An evaluation by a multidisciplinary team is also recommended. It is necessary to include an evaluation of the individual, an interview with his or her carers or other informants, information from the school or workplace, and to perform a cognitive and linguistic evaluation. Furthermore, a medical examination (blood and genetic tests and CAT scan) should be carried out in cases where a specific aetiology is suspected. Genetic tests can detect an aetiological cause in up to approximately 10% of cases.
At this stage, there is not enough scientific evidence to routinely recommend a specific pharmaceutical drug to address the symptoms of ASD. However, there are effective pharmaceutical drugs to treat the medical or psychiatric comorbidities that commonly occur with these disorders.
It is important to begin psychotherapeutic treatment as soon as possible, as well as to adopt educational strategies in the classroom in line with the seriousness of the psychiatric disorder.
Early detection, psychotherapeutic treatment and various educational approaches substantially improve the learning and social behaviour of the person affected, helping them to have an everyday quality of life with a certain degree of autonomy and independence.
Research into the brain’s structure and connectivity in parallel with genetic studies is paving the way towards being about to think more about effective treatments for this disorder.
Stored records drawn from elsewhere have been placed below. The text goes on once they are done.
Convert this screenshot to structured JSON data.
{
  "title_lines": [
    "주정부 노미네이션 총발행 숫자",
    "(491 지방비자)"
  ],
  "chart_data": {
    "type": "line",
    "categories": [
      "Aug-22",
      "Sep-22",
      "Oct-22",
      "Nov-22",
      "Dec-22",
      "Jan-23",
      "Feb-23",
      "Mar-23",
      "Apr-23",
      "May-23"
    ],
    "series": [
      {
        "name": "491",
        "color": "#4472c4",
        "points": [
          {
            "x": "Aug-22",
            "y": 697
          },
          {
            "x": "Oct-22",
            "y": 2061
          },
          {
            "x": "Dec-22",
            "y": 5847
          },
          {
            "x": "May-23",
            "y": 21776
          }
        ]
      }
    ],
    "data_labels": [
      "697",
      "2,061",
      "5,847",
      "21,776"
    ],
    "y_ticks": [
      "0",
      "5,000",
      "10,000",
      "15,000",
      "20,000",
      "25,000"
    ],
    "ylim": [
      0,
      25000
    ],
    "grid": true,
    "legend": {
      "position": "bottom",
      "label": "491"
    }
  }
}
In fact, there are currently various clinical trials under way whose therapeutic target is the basic symptoms of ASD.
There is a series of clinical trials that can help rule out other associated presentations or a specific aetiology such as electroencephalography and CAT scans, as well as analytic tests to rule out metabolic illnesses. A genetic test is required if there are suspicions of a specific genetic alteration.
Visits to the paediatrician to monitor the evolution of a healthy child are fundamental for early detection.